After experiencing this initial success, she continued competing in 2013, going onto win a regional show at Foxwoods and then the world’s competition the next November in Vegas, which was the first time anyone had won back-to-back world shows.
While tearing it up in the fitness and bikini competition world, Venagro was starting a new fitness endeavor back home in Rhode Island: her own gym.
Through the clientele she built up in boot camps and personal training, she was able to start her own business, Stacie Venagro Fitness, at the dance studio she was teaching classes at. The studio had just bought a new building and had room for her.
Since she left her previous job and began this business, she has gained traction in the RI fitness world through “word of mouth” and, of course, the name recognition of the world champion. In April of 2015, she found her very own building to set up in off of Park Avenue in Cranston, where she currently does group and individual personal training.

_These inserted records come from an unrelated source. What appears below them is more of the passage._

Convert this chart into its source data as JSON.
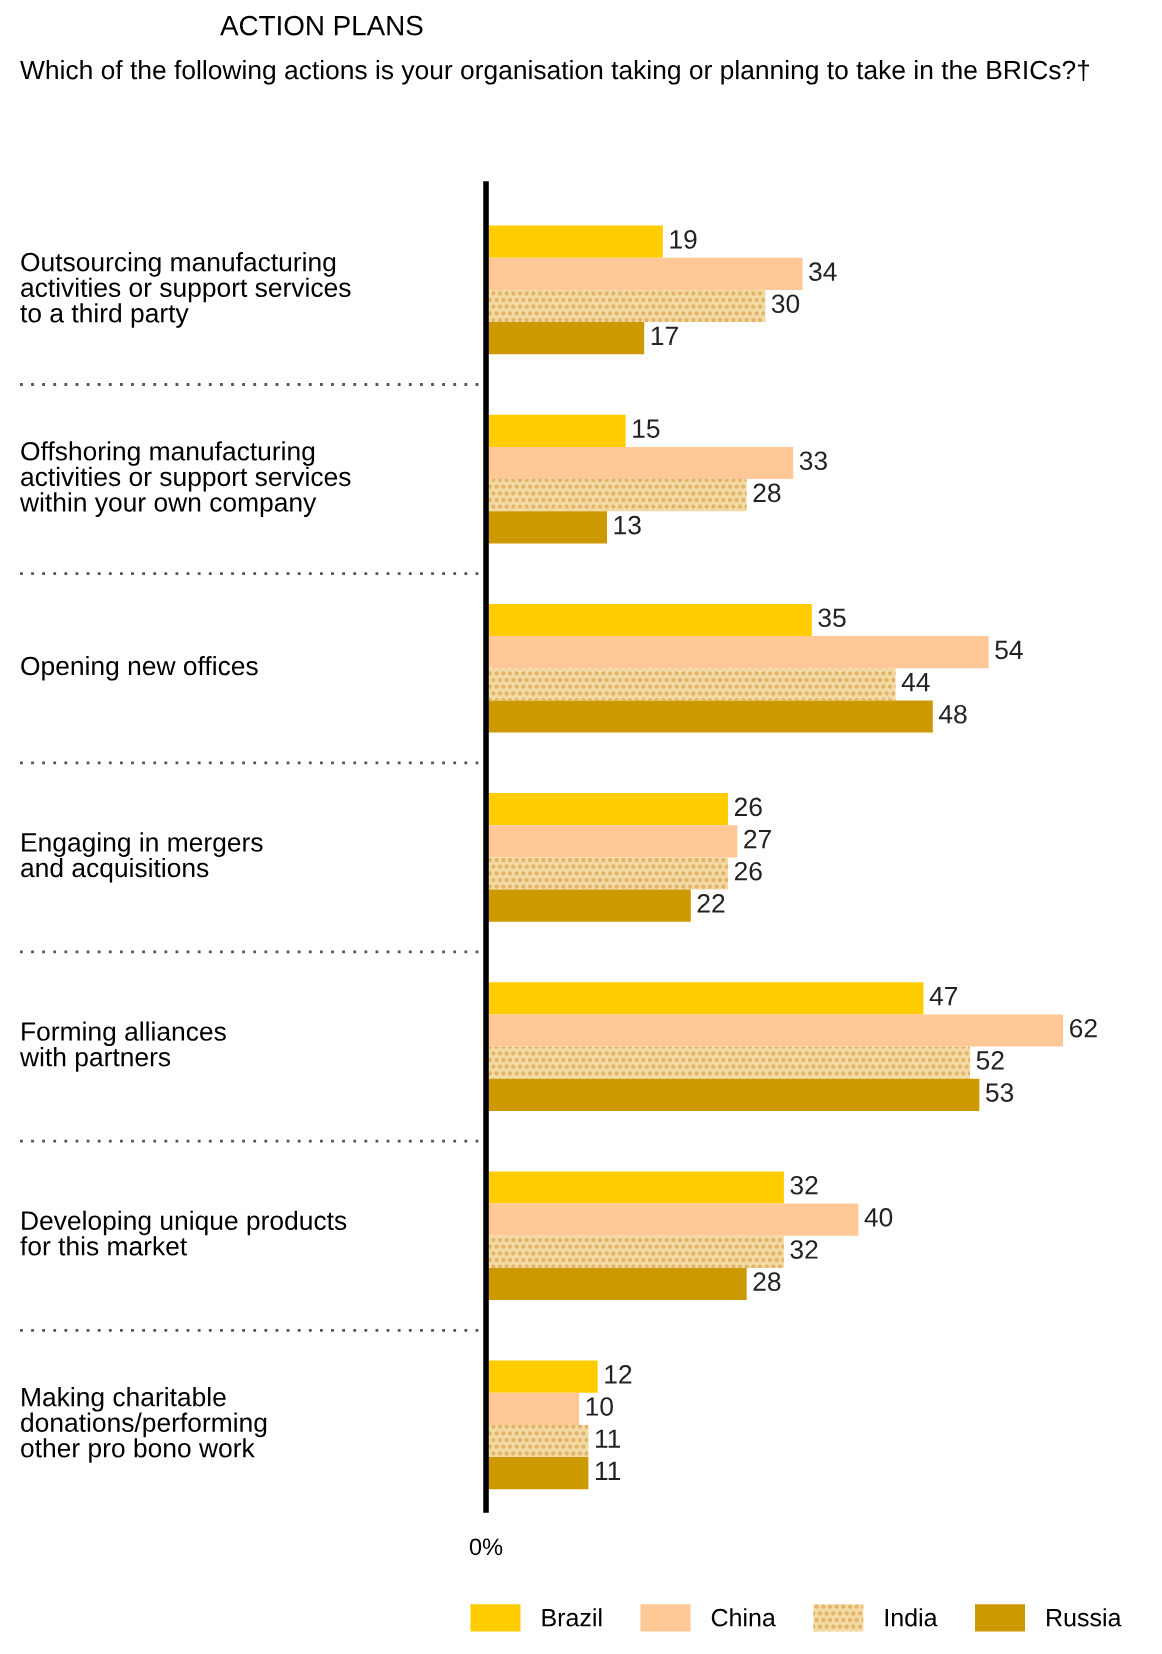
{
  "chart_data": {
    "type": "bar",
    "orientation": "horizontal",
    "title": "ACTION PLANS",
    "subtitle": "Which of the following actions is your organisation taking or planning to take in the BRICs?†",
    "categories": [
      "Outsourcing manufacturing\nactivities or support services\nto a third party",
      "Offshoring manufacturing\nactivities or support services\nwithin your own company",
      "Opening new offices",
      "Engaging in mergers\nand acquisitions",
      "Forming alliances\nwith partners",
      "Developing unique products\nfor this market",
      "Making charitable\ndonations/performing\nother pro bono work"
    ],
    "series": [
      {
        "name": "Brazil",
        "color": "#ffcc00",
        "values": [
          19,
          15,
          35,
          26,
          47,
          32,
          12
        ]
      },
      {
        "name": "China",
        "color": "#ffc896",
        "values": [
          34,
          33,
          54,
          27,
          62,
          40,
          10
        ]
      },
      {
        "name": "India",
        "color": "#f3d9a4",
        "values": [
          30,
          28,
          44,
          26,
          52,
          32,
          11
        ]
      },
      {
        "name": "Russia",
        "color": "#cc9900",
        "values": [
          17,
          13,
          48,
          22,
          53,
          28,
          11
        ]
      }
    ],
    "annotations": [
      "0%"
    ],
    "data_labels": true,
    "legend": "bottom"
  }
}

While continuing her competitions and starting this Cranston-based business, Venagro started her most important endeavor yet, which had nothing to do with fitness: the birth of her first child, a baby boy.

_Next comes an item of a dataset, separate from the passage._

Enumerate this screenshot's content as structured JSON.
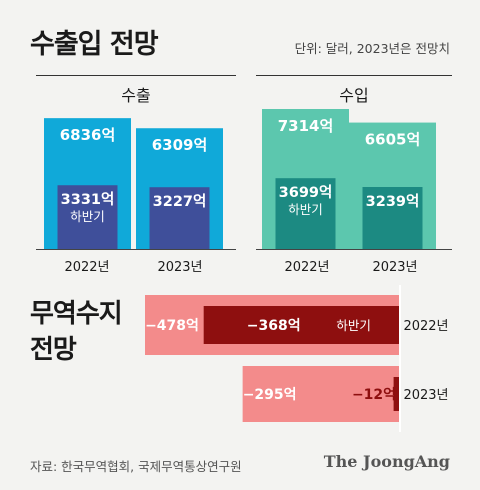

Her son, Aidan, is now 19 months. Caring for a newborn becomes a new job in-and-of itself for most parents, but that doesn’t seem to be the case at all for Stacie Venagro. Citing the only real difference in her health, fitness, and diet plans being less sleep, Venagro says that she continued her clean eating and tough workouts - even during the pregnancy.
“As long as I could stomach the workout, they told me to keep doing it,” she said. “My doctor said keep doing what you’re doing, all you need to add is 200 calories. My trainer told me not to up my weight.”
She also came to understand the controversy of doing strenuous workouts during pregnancy thanks to a 2016 article about the “fitness mom” that went viral, with people from George Takei and Lou Ferrigno to People.com posting about her.
“I got tons of negatives comments but they didn’t really bother me because I realized they were people’s opinions,” Venagro said. “But people who know me know that this is her, this is what she’s doing, and she wouldn’t do anything to jeopardize her body. I was working closely with my doctor, I wasn’t doing anything out of the norm, and I even kept doing box jumps with my 9-month belly.”
She continued running her business, which Aidan actually “helps” out with during sessions now, and also hasn’t given up her goal to become a four-time world champion, which she aims to do on November 17-18 in Las Vegas. She says this trip might be her last, but she’ll still be involved with Team Savage, doing choreography for the competitors, and “will always get that itch to go back on stage.”
She also has some fitness advice for women who are pregnant, saying “if you’re somebody who already works out then continue what you’re doing while working with your doctor. As long as your body lets you, keep doing what you’re doing, but take rests and don’t increase weight.”
“Schedule your workout like it’s a meeting with your boss, like it’s a non-negotiable. You can’t change it, you can’t miss it, and you can’t skip it. Us as women, we put the children first, the husband first, our work first, but we never put ourselves first. I’d like women to know that they’re worth it too, so take some time for yourself to go to the gym or even just go get a manicure.”
Stacie Venagro has already made her mark on the fitness world, and will continue to do so in Cranston, and perhaps in Las Vegas, for years to come.